The correct answer is D. All of the mentioned.
The Poisson distribution is a probability distribution that expresses the probability of a given number of events occurring in a fixed interval of time or space if these events occur with a known average rate and independently of the time since the last event. It is named after Siméon Denis Poisson, who first published it in 1837.
The Poisson distribution is often used to model the number of events that occur in a given time interval, such as the number of phone calls received by a call center in an hour, the number of errors in a software program, or the number of radioactive decays in a given sample. It can also be used to model the number of events that occur in a given area, such as the number of car accidents on a highway in a day, the number of people who visit a website in a week, or the number of bacteria in a colony.

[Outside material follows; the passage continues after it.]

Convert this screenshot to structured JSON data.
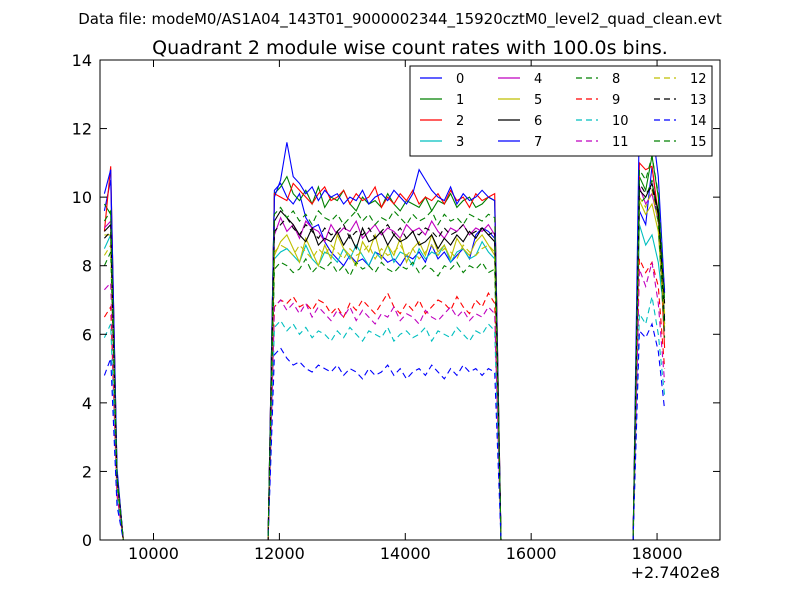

The Poisson distribution is a good model for events that occur with a low probability and are independent of each other. For example, the number of phone calls received by a call center in an hour is a good example of an event that occurs with a low probability. The probability of receiving a phone call in a given minute is very low, but the number of phone calls received in an hour is likely to be a Poisson random variable.
The Poisson distribution is also a good model for events that occur with a known average rate. For example, the number of errors in a software program is a good example of an event that occurs with a known average rate. The average number of errors in a software program is likely to be a Poisson random variable.
The Poisson distribution is a versatile tool that can be used to model a variety of events. It is a good model for events that occur with a low probability and are independent of each other. It is also a good model for events that occur with a known average rate.